Die Phishing-Mails tarnen sich als interne Compliance- und Regulierungsmitteilungen mit Absenderbezeichnungen wie „Team Conduct Report” oder „Workforce Communications”. Betroffene Nutzer werden mit Betreffzeilen wie „Reminder: employer opened a non-compliance case log” zum Öffnen eines vermeintlichen PDF-Dokuments aufgefordert – zum Beispiel einer „Awareness Case Log File” oder „Disciplinary Action”.
Der Angriffsablauf ist besonders tückisch: Nachdem das Opfer auf einen Link im PDF klickt, gelangt es zunächst auf eine Cloudflare-CAPTCHA-Seite. Diese dient den Angreifern als Abwehrschicht gegen automatisierte Sicherheitsanalysen. Danach wird dem Nutzer vorgegaukelt, dass Dokumente überprüft und unterzeichnet werden müssen. Es folgt eine weitere CAPTCHA-Seite, auf der die Anmeldedaten abgefragt werden.

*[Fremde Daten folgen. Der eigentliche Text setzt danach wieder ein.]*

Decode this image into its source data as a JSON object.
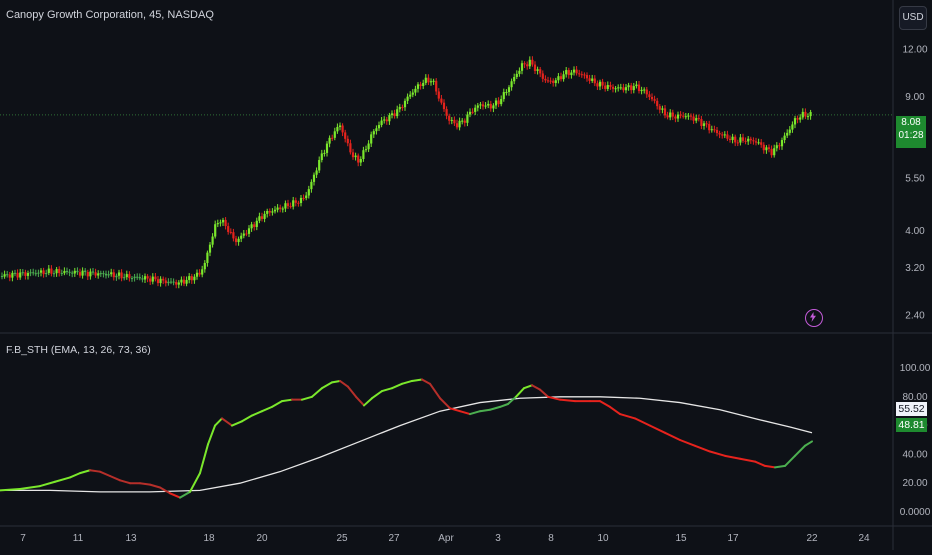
{
  "header": {
    "title": "Canopy Growth Corporation, 45, NASDAQ",
    "currency_label": "USD"
  },
  "indicator": {
    "title": "F.B_STH (EMA, 13, 26, 73, 36)"
  },
  "price_badge": {
    "price": "8.08",
    "countdown": "01:28"
  },
  "indicator_badges": {
    "white_line": "55.52",
    "green_line": "48.81"
  },
  "colors": {
    "bg": "#0e1117",
    "up": "#7be82c",
    "down": "#e6231d",
    "neutral": "#4caf50",
    "signal": "#e6e6e6",
    "axis_text": "#b2b5be",
    "grid_line": "#2a2e39"
  },
  "icon": "lightning-bolt-icon",
  "chart_data": [
    {
      "type": "candlestick",
      "title": "Canopy Growth Corporation, 45, NASDAQ",
      "yscale": "log",
      "y_ticks": [
        "12.00",
        "9.00",
        "7.00",
        "5.50",
        "4.00",
        "3.20",
        "2.40"
      ],
      "ylim": [
        2.2,
        13.5
      ],
      "current_price": 8.08,
      "series_path": [
        [
          0,
          3.05
        ],
        [
          15,
          3.08
        ],
        [
          30,
          3.1
        ],
        [
          50,
          3.13
        ],
        [
          70,
          3.12
        ],
        [
          90,
          3.1
        ],
        [
          110,
          3.08
        ],
        [
          130,
          3.03
        ],
        [
          150,
          3.0
        ],
        [
          165,
          2.95
        ],
        [
          178,
          2.92
        ],
        [
          190,
          3.0
        ],
        [
          200,
          3.1
        ],
        [
          205,
          3.3
        ],
        [
          210,
          3.7
        ],
        [
          215,
          4.1
        ],
        [
          220,
          4.3
        ],
        [
          228,
          4.05
        ],
        [
          235,
          3.75
        ],
        [
          245,
          3.95
        ],
        [
          255,
          4.2
        ],
        [
          265,
          4.45
        ],
        [
          275,
          4.55
        ],
        [
          285,
          4.65
        ],
        [
          295,
          4.75
        ],
        [
          305,
          4.9
        ],
        [
          312,
          5.4
        ],
        [
          318,
          6.0
        ],
        [
          325,
          6.6
        ],
        [
          333,
          7.2
        ],
        [
          340,
          7.6
        ],
        [
          346,
          6.9
        ],
        [
          352,
          6.35
        ],
        [
          358,
          6.1
        ],
        [
          365,
          6.5
        ],
        [
          372,
          7.2
        ],
        [
          380,
          7.7
        ],
        [
          390,
          8.0
        ],
        [
          400,
          8.4
        ],
        [
          408,
          9.0
        ],
        [
          416,
          9.5
        ],
        [
          424,
          9.9
        ],
        [
          432,
          10.0
        ],
        [
          440,
          8.8
        ],
        [
          448,
          7.9
        ],
        [
          456,
          7.6
        ],
        [
          464,
          7.8
        ],
        [
          472,
          8.3
        ],
        [
          480,
          8.6
        ],
        [
          490,
          8.5
        ],
        [
          498,
          8.7
        ],
        [
          506,
          9.3
        ],
        [
          514,
          10.1
        ],
        [
          522,
          10.9
        ],
        [
          530,
          11.1
        ],
        [
          538,
          10.5
        ],
        [
          546,
          9.9
        ],
        [
          555,
          9.9
        ],
        [
          565,
          10.4
        ],
        [
          575,
          10.5
        ],
        [
          585,
          10.2
        ],
        [
          595,
          9.8
        ],
        [
          605,
          9.6
        ],
        [
          615,
          9.5
        ],
        [
          625,
          9.5
        ],
        [
          635,
          9.6
        ],
        [
          645,
          9.3
        ],
        [
          655,
          8.7
        ],
        [
          665,
          8.1
        ],
        [
          675,
          8.0
        ],
        [
          685,
          8.05
        ],
        [
          695,
          7.9
        ],
        [
          705,
          7.6
        ],
        [
          715,
          7.3
        ],
        [
          725,
          7.1
        ],
        [
          735,
          6.9
        ],
        [
          745,
          6.95
        ],
        [
          755,
          6.9
        ],
        [
          765,
          6.6
        ],
        [
          772,
          6.45
        ],
        [
          780,
          6.8
        ],
        [
          788,
          7.3
        ],
        [
          796,
          7.9
        ],
        [
          804,
          8.1
        ],
        [
          812,
          8.08
        ]
      ]
    },
    {
      "type": "line",
      "title": "F.B_STH (EMA, 13, 26, 73, 36)",
      "y_ticks": [
        "100.00",
        "80.00",
        "60.00",
        "40.00",
        "20.00",
        "0.0000"
      ],
      "ylim": [
        0,
        100
      ],
      "x_tick_labels": [
        "7",
        "11",
        "13",
        "18",
        "20",
        "25",
        "27",
        "Apr",
        "3",
        "8",
        "10",
        "15",
        "17",
        "22",
        "24"
      ],
      "series": [
        {
          "role": "fast",
          "values": [
            [
              0,
              15
            ],
            [
              20,
              16
            ],
            [
              40,
              18
            ],
            [
              55,
              21
            ],
            [
              70,
              24
            ],
            [
              80,
              27
            ],
            [
              90,
              29
            ],
            [
              100,
              28
            ],
            [
              110,
              25
            ],
            [
              120,
              22
            ],
            [
              130,
              20
            ],
            [
              140,
              20
            ],
            [
              150,
              19
            ],
            [
              160,
              17
            ],
            [
              170,
              13
            ],
            [
              180,
              10
            ],
            [
              190,
              14
            ],
            [
              200,
              27
            ],
            [
              208,
              47
            ],
            [
              215,
              60
            ],
            [
              222,
              65
            ],
            [
              232,
              60
            ],
            [
              242,
              63
            ],
            [
              252,
              67
            ],
            [
              262,
              70
            ],
            [
              272,
              73
            ],
            [
              282,
              77
            ],
            [
              292,
              78
            ],
            [
              302,
              78
            ],
            [
              312,
              80
            ],
            [
              322,
              86
            ],
            [
              332,
              90
            ],
            [
              340,
              91
            ],
            [
              348,
              87
            ],
            [
              356,
              80
            ],
            [
              364,
              74
            ],
            [
              372,
              79
            ],
            [
              382,
              84
            ],
            [
              392,
              86
            ],
            [
              402,
              89
            ],
            [
              412,
              91
            ],
            [
              422,
              92
            ],
            [
              430,
              89
            ],
            [
              440,
              79
            ],
            [
              450,
              72
            ],
            [
              460,
              70
            ],
            [
              470,
              68
            ],
            [
              480,
              70
            ],
            [
              490,
              71
            ],
            [
              500,
              73
            ],
            [
              508,
              75
            ],
            [
              516,
              80
            ],
            [
              524,
              86
            ],
            [
              532,
              88
            ],
            [
              540,
              85
            ],
            [
              548,
              80
            ],
            [
              560,
              78
            ],
            [
              575,
              77
            ],
            [
              590,
              77
            ],
            [
              600,
              77
            ],
            [
              610,
              73
            ],
            [
              620,
              68
            ],
            [
              635,
              65
            ],
            [
              650,
              60
            ],
            [
              665,
              55
            ],
            [
              680,
              50
            ],
            [
              695,
              46
            ],
            [
              710,
              42
            ],
            [
              725,
              39
            ],
            [
              740,
              37
            ],
            [
              755,
              35
            ],
            [
              765,
              32
            ],
            [
              775,
              31
            ],
            [
              785,
              32
            ],
            [
              795,
              39
            ],
            [
              805,
              46
            ],
            [
              812,
              49
            ]
          ]
        },
        {
          "role": "signal",
          "values": [
            [
              0,
              15
            ],
            [
              50,
              15
            ],
            [
              100,
              14
            ],
            [
              150,
              14
            ],
            [
              200,
              15
            ],
            [
              240,
              20
            ],
            [
              280,
              28
            ],
            [
              320,
              38
            ],
            [
              360,
              49
            ],
            [
              400,
              60
            ],
            [
              440,
              70
            ],
            [
              480,
              76
            ],
            [
              520,
              79
            ],
            [
              560,
              80
            ],
            [
              600,
              80
            ],
            [
              640,
              79
            ],
            [
              680,
              76
            ],
            [
              720,
              71
            ],
            [
              760,
              64
            ],
            [
              790,
              59
            ],
            [
              812,
              55
            ]
          ]
        }
      ]
    }
  ]
}
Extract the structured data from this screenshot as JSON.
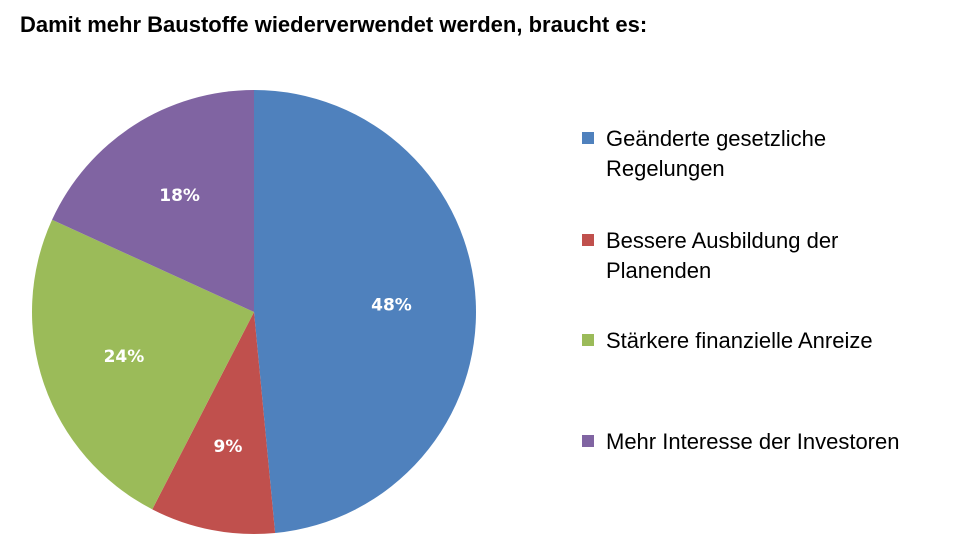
{
  "chart_data": {
    "type": "pie",
    "title": "Damit mehr Baustoffe wiederverwendet werden, braucht es:",
    "categories": [
      "Geänderte gesetzliche Regelungen",
      "Bessere Ausbildung der Planenden",
      "Stärkere finanzielle Anreize",
      "Mehr Interesse der Investoren"
    ],
    "values": [
      48,
      9,
      24,
      18
    ],
    "labels": [
      "48%",
      "9%",
      "24%",
      "18%"
    ],
    "colors": [
      "#4f81bd",
      "#c0504d",
      "#9bbb59",
      "#8064a2"
    ],
    "legend_position": "right"
  },
  "legend": {
    "items": [
      {
        "label": "Geänderte gesetzliche Regelungen",
        "color": "#4f81bd"
      },
      {
        "label": "Bessere Ausbildung der Planenden",
        "color": "#c0504d"
      },
      {
        "label": "Stärkere finanzielle Anreize",
        "color": "#9bbb59"
      },
      {
        "label": "Mehr Interesse der Investoren",
        "color": "#8064a2"
      }
    ]
  }
}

Im entscheidenden Moment findet dann der AitM-Angriff statt: Der Angreifer proxyt die gesamte Sitzung in Echtzeit, während das Opfer sich bei Microsoft anmelden „möchte”. Dies ermöglicht es dem Angreifer, die Authentifizierungstoken abzufangen – und damit sofort auf das Nutzerkonto zuzugreifen, ohne das Passwort zu kennen. Klassische phishing-resistente MFA-Methoden werden dabei vollständig umgangen.
Microsoft betont, dass sich der Angriff fundamentally von traditionellen Credential-Harvesting-Methoden unterscheidet. Bei AitM-Attacken wird die Authentifizierungskommunikation live zwischengeschaltet, nicht nur die Zugangsdaten gestohlen.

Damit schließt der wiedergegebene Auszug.